Altı kilometrelik bir parkur. Diğer törenlerde olduğu gibi bir stadyumda dönmedi sporcular. İlerleyen canlı bir parkurun, Paris manzarasının parçası olacaklar. “Bu işin merkezinde sporcular olduğunu hiçbir zaman unutmadık” diyor Boucheron. “Biz bir temsil, bir oyun sergilemeye çalışmıyoruz. Sahne bütün hayatları boyunca bugün için çalışan sporcuların olacak ve bu tören aslında dört perdenin sonunda tamamlanacak. Açılış, stadyumda olacak kapanış, Concorde Meydanı’ndaki Paralimpik Oyunların Açılış töreni ve onun kapanışı. Hepsi birbirine eklenecek ve sonunda tek bir hikâye olacak.”

HEPSİNDEN BİR ŞEYLERİ ALDIK BELKİ PEKİN HARİÇ

Bu töreni planlarken ve ilk defa stadyum dışına çıkarırken çok düşünmüşler. Bu kararı verdikten sonra tüm artistik ekip defalarca Seine Nehri üzerinde dolaşıp duran bateaux-mouche’larla nehri gezmişler. Hangi bina, hangi kıyıdan ne kadar görünüyor, hangilerini nasıl kullanıp hangi hikâyeye bağlayabiliriz kararını vermek kolay olmamış. Sonra eski açılış törenlerini izlemişler, “Hepsinden bir şeyler aldık, belki Pekin hariç” diyor. “Bizimki askeri düzende bir geçit töreni değil, bu işi kabul ederken özgür bir şekilde çalışacağıma dair söz aldım. En ufak bir şey dayatılsaydı, bırakırdım” diyor.

KRONOLOJİK AKIŞA GEREK YOK

Siz bu satırları okurken, töreni izlemiş olacaksınız. Biz Boucheron’dan hiç ipucu alamadık, sadece kronolojik bir akış olmadığını öğrenebildik. “Seine Nehri’nin iki yanındaki tarihi binalar da kronolojik olarak sıralanmıyorlar zaten” diyor, “Neden tören öyle olsun? Şurası kesin ki bahsetmemiz gereken her şeyden bahsettik. Napolyon tarihimizin parçasıysa Napolyon törenin de parçası. Ama herkes her şeyi beğenmeyecek. Bu da kesin.”

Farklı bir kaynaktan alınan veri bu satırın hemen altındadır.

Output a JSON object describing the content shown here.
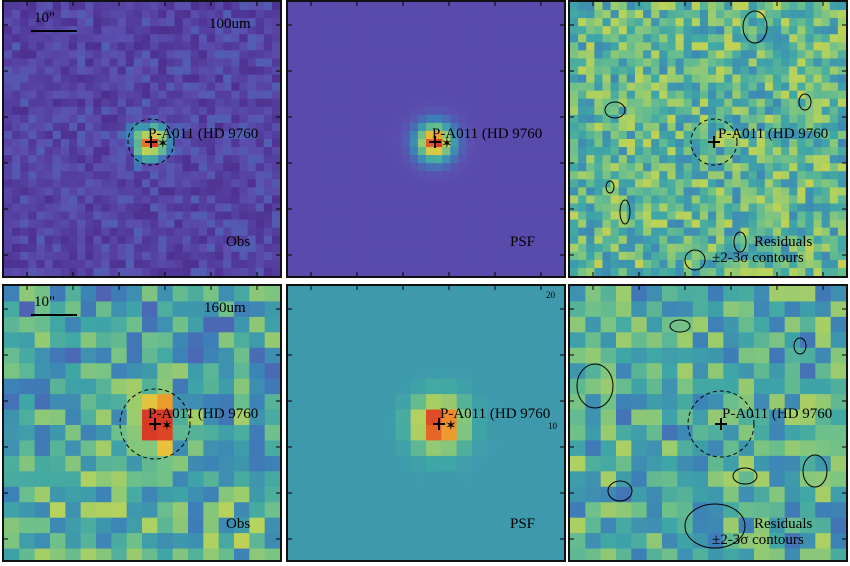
{
  "rows": [
    {
      "band": "100um",
      "scale_label": "10\"",
      "source_label": "P-A011 (HD 9760",
      "panels": [
        {
          "kind": "obs",
          "label": "Obs"
        },
        {
          "kind": "psf",
          "label": "PSF"
        },
        {
          "kind": "res",
          "label_line1": "Residuals",
          "label_line2": "±2-3σ contours"
        }
      ]
    },
    {
      "band": "160um",
      "scale_label": "10\"",
      "source_label": "P-A011 (HD 9760",
      "panels": [
        {
          "kind": "obs",
          "label": "Obs"
        },
        {
          "kind": "psf",
          "label": "PSF"
        },
        {
          "kind": "res",
          "label_line1": "Residuals",
          "label_line2": "±2-3σ contours"
        }
      ]
    }
  ],
  "psf_axis_ticks": [
    "20",
    "10"
  ],
  "colors": {
    "obs_bg": "#5a3f9a",
    "psf_bg_top": "#3b47a0",
    "psf_bg_bottom": "#4a8ab0",
    "res_bg": "#6fb98a",
    "peak": "#e04a2a",
    "border": "#111111"
  }
}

FARKLILIKLARIMIZI AÇIĞA ÇIKARMAYI HEDEFLEDİK

“Dünya zor zamanlardan geçiyor… Herkes elindekilerle idare ediyor, insanların evde kalması için çok fazla sebep var, korkuyorlar, hiçbir şey yapmak istemiyorlar ama biz tam tersini amaçladık. Ne kadar farklı olursak olalım, farklılıklarımıza rağmen tekrar bir araya gelebileceğimizi, beraber eğlenebileceğimizi göstermek istedik.” Ne güzel bir amaç bu. Siz bu satırları okurken amaca ulaşılıp ulaşılmadığına karar vereceksiniz.

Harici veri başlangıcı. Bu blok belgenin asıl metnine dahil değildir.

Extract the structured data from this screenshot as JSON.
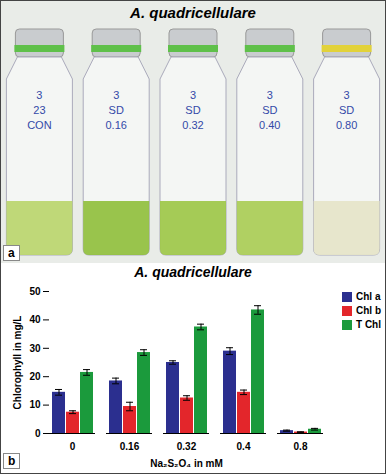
{
  "photo": {
    "title": "A. quadricellulare",
    "panel_label": "a",
    "bottle_labels": [
      [
        "3",
        "23",
        "CON"
      ],
      [
        "3",
        "SD",
        "0.16"
      ],
      [
        "3",
        "SD",
        "0.32"
      ],
      [
        "3",
        "SD",
        "0.40"
      ],
      [
        "3",
        "SD",
        "0.80"
      ]
    ]
  },
  "chart_data": {
    "type": "bar",
    "title": "A. quadricellulare",
    "annotations": [
      "b"
    ],
    "xlabel": "Na₂S₂O₄ in mM",
    "ylabel": "Chlorophyll in mg/L",
    "categories": [
      "0",
      "0.16",
      "0.32",
      "0.4",
      "0.8"
    ],
    "series": [
      {
        "name": "Chl a",
        "color": "#2b2f8f",
        "values": [
          14.5,
          18.5,
          25,
          29,
          1
        ],
        "errors": [
          1,
          1,
          0.6,
          1.2,
          0.2
        ]
      },
      {
        "name": "Chl b",
        "color": "#e3262b",
        "values": [
          7.5,
          9.5,
          12.5,
          14.5,
          0.5
        ],
        "errors": [
          0.5,
          1.5,
          0.8,
          0.8,
          0.1
        ]
      },
      {
        "name": "T Chl",
        "color": "#1b9a3c",
        "values": [
          21.5,
          28.5,
          37.5,
          43.5,
          1.5
        ],
        "errors": [
          1,
          1,
          1,
          1.5,
          0.3
        ]
      }
    ],
    "ylim": [
      0,
      50
    ],
    "yticks": [
      0,
      10,
      20,
      30,
      40,
      50
    ],
    "legend": "top-right"
  }
}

DÜNÜN GARDiYANLARI DEĞiL BUGÜNÜN ANLATICILARIYIZ

Spor ve politika yan yana gelmez diye bir klişe vardır, oysa birbirlerinden hiç uzaklaşmadılar. Özellikle olimpiyat tarihi, dünya siyaset tarihi gibi. Bu tören, Fransızların, tüm klişeleriyle kendilerini ortaya koyacakları, kendileriyle dalga geçecekleri bir tören. “Özellikle başlangıçta peş peşe tüm klişeleri boca ettik ki sonrasında onları aradan çıkarıp, başka bir hikaye anlatabilelim” diyor Boucheron ve ekliyor, “Biz tarihçilerin özellikle gençlere karşı bir sorumluluğu var. Biz onlara nereden geldiğimizi anlatmakla yükümlüyüz. Dünün gardiyanları değil, bugünün anlatıcılarıyız”. Töreni izlediniz mi, beğendiniz mi bilmiyorum. Ama bugün onun hakkında biraz olsun konuştuysanız, sanırım organizasyon komitesi amacına ulaşmış olacak. “Hepimizin aynı fikirde olması, hiçbir konuda mümkün değil. Ama birbirimizin farklı düşüncelerine tolerans göstermek, tartışarak, konuşarak anlaşmaya çalışmak, işte bu mümkün olmalı”. Bence de.